Berita Bekasi Nomor Satu

Dewan Rochadi Gelar Kegiatan Pengawasan di Pebayuran, Ajak Masyarakat Awasi Pembangunan Jalan Cikarang-Cibarusah

PENGAWASAN: Anggota DPRD Provinsi Jawa Barat, Muhamad Rochadi, saat menggelar kegiatan pengawasan di kantor Desa Karangreja, Kecamatan Pebayuran, Senin (18/5). FOTO: ISTIMEWA

RADARBEKASI.ID, BEKASI – Anggota DPRD Provinsi Jawa Barat, Muhamad Rochadi, menggelar kegiatan pengawasan di Kantor Desa Karangreja, Kecamatan Pebayuran, Senin (18/5).

Dalam kegiatan tersebut, pria yang akrab disapa Adi itu meminta masyarakat ikut mengawasi proses pembangunan Jalan Cikarang-Cibarusah yang saat ini tengah berlangsung.

Sebagai anggota Komisi III DPRD Jawa Barat, Adi juga menyampaikan permohonan maaf kepada masyarakat dan pengguna jalan yang aktivitas perjalanannya terganggu akibat proyek pembangunan tersebut.

“Saya menyampaikan, hari ini Pemerintah Jawa Barat sedang melakukan pembangunan di Jalan Cikarang-Cibarusah, minta bantu pengawasannya, minta bantu perhatiannya, mohon maaf terganggu perjalanannya,” ujarnya usai menggelar kegiatan pengawasan.

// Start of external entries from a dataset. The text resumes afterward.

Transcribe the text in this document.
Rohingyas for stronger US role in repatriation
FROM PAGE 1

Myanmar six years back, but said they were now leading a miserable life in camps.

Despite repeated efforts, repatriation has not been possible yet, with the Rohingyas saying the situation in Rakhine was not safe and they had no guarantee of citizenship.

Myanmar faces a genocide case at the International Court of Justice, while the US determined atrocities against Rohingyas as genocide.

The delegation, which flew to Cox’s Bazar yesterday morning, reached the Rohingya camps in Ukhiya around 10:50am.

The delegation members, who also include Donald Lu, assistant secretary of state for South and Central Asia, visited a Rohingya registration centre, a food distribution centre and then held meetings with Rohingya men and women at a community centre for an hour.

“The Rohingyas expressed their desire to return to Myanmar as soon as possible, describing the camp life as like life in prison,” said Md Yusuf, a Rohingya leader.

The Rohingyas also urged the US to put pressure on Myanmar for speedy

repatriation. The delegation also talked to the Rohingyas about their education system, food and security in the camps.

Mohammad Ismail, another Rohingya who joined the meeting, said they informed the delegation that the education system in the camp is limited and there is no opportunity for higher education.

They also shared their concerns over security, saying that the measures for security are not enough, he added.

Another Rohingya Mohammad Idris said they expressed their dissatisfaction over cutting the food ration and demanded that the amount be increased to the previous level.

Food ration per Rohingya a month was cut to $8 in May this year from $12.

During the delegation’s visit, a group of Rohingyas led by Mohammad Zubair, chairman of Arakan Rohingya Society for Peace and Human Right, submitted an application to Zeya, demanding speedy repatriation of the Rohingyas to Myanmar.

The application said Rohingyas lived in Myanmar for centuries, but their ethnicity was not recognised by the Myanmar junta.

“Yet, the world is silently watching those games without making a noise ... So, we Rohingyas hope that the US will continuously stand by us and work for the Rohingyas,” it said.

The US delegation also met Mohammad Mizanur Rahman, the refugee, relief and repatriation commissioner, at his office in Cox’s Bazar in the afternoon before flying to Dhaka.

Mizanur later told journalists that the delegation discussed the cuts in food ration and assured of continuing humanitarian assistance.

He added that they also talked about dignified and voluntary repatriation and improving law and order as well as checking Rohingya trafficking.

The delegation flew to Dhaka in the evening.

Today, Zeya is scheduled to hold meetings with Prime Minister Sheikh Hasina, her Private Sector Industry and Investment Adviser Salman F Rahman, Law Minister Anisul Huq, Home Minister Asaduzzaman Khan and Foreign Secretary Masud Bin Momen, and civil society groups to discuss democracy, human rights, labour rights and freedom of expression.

Ketua DPC Partai Kebangkitan Bangsa (PKB) Kabupaten Bekasi itu mengaku belum dapat menjelaskan secara rinci panjang ruas jalan yang sedang dibangun karena data final masih dalam proses.

“Kalau berapa kilonya saya belum final datanya, tapi yang jelas sedang dilakukan pembangunan jalan Cikarang-Cibarusah oleh Pemerintah Provinsi Jawa Barat,” ungkapnya.

Selain membahas pembangunan jalan, Adi juga menerima sejumlah aspirasi dari pemerintah desa terkait perbaikan infrastruktur dan normalisasi saluran irigasi pertanian.

Menurutnya, sektor irigasi menjadi perhatian penting karena Kecamatan Pebayuran merupakan salah satu lumbung pangan di Kabupaten Bekasi.

“Pak Lurah menyampaikan bahwa minta apresiasi perbaikan jalan di Karang Reja, dan normalisasi sungai untuk irigasi, karena wilayah Pebayuran memang luar biasa menjadi salah satu lumbung pangan kita di Kabupaten Bekasi,” ujarnya.

Adi menyebut, luas lahan pertanian di Desa Karangreja masih mencapai sekitar 520 hektare sehingga perlu dijaga keberlangsungannya.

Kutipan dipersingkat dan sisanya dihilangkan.